Essa última, aliás, parece ter colocado Moby em rota de colisão com a política dos tempos de Trump (Moby é americano, de Nova York): "We who hate oppression/ Must fight against the oppressors/ Power is not shared/ Power is taken", ele canta (nós que odiamos a opressão/ devemos lutar contra a opressão/ o poder não é dado/ o poder é tomado). "Rise Up in Love" é um exemplo das canções mais contemplativas do novo álbum. Delicada e com vocais femininos, não chega ao status de obra-prima alcançado há 18 anos com "We Are All Made of Stars" ou "One of These Mornings", mas tem o mesmo DNA.

Vegano há quase 33 anos, após adotar um gato numa lixeira, e ativista ferrenho dos direitos dos animais, Moby informa que qualquer lucro proveniente deste disco será encaminhado para um grupo de ONGs ecológicas e sociais. É uma atitude comum para ele, que há cinco anos em um restaurante em Los Angeles, The Little Pine (vegano, é claro), cujos rendimentos também vão para instituições que zelam pelos bichos.

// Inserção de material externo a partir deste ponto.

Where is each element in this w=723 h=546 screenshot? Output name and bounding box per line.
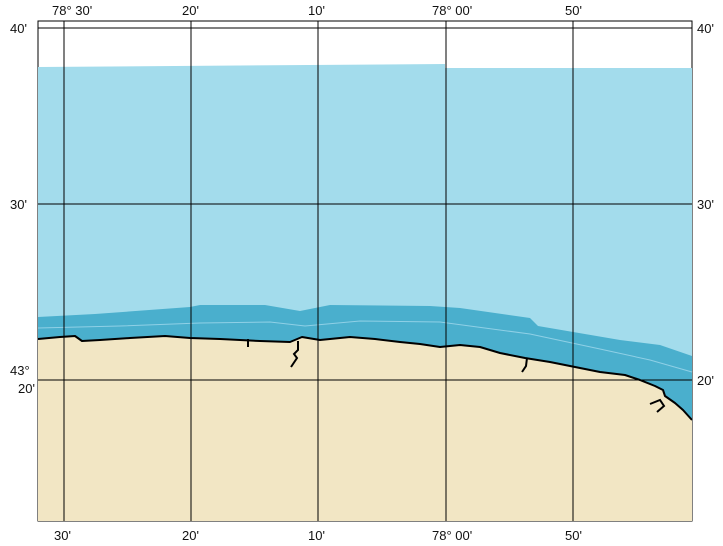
bottom-label-20: 20' [182,528,199,543]
right-label-40: 40' [697,21,714,36]
coastline [37,335,693,421]
right-label-20: 20' [697,373,714,388]
left-label-40: 40' [10,21,27,36]
bottom-label-50: 50' [565,528,582,543]
left-label-43deg: 43° [10,363,30,378]
bottom-label-30: 30' [54,528,71,543]
depth-contour [37,320,693,373]
top-label-10: 10' [308,3,325,18]
left-label-20: 20' [18,381,35,396]
top-label-78-00: 78° 00' [432,3,472,18]
river-3 [521,357,528,373]
land-area [38,336,692,521]
top-label-20: 20' [182,3,199,18]
river-4 [649,398,666,413]
graticule [38,21,692,521]
river-2 [290,341,299,368]
left-label-30: 30' [10,197,27,212]
bottom-label-78-00: 78° 00' [432,528,472,543]
top-label-50: 50' [565,3,582,18]
top-label-78-30: 78° 30' [52,3,92,18]
right-label-30: 30' [697,197,714,212]
bottom-label-10: 10' [308,528,325,543]
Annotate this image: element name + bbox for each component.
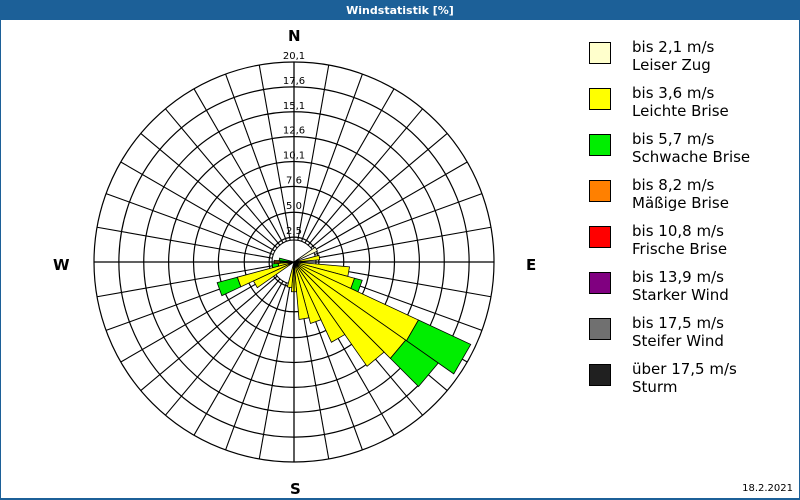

Moby tem tatuado "vegan for life" (vegano a vida toda) em seu pescoço, "animal rights" (direito dos animais) em um braço e também um pequeno "VX" ao lado de seu olho direito, significando V para vegano e X como o símbolo dos straight edge, grupo que prega a sobriedade de drogas e álcool, entre outas coisas.

Como se vê, Moby é um cara tão bem colocado no mundo politicamente correto que a polêmica na qual se envolveu há um ano não foi suficiente para cancelá-lo. Em seu segundo livro de memórias, ele escreveu que namorou a atriz Natalie Portman quando ela tinha 20 anos, e ele 33, descrevendo beijos sob carvalhos centenários e abraços na cama no dormitório dela na Universidade de Harvard. Portman se ofendeu e disse para uma revista que jamais havia namorado Moby, afirmou que tinha 18, não 20 anos, e que se lembrava de Moby apenas como um cara muito mais velho sendo esquisito ou sinistro (creepy) com ela. Moby manteve a história do namoro, respondendo a ela pelo Instagram. Alguns dias depois, pediu desculpas por não ter pedido autorização dela para incluí-la no livro, mas não voltou atrás.

Antes disso, há quatro anos, em uma entrevista ao Guardian, ele reclamou por não ser gay. "Fiquei desapontado por ser heterossexual", resignou-se. Como não amar um cara desses?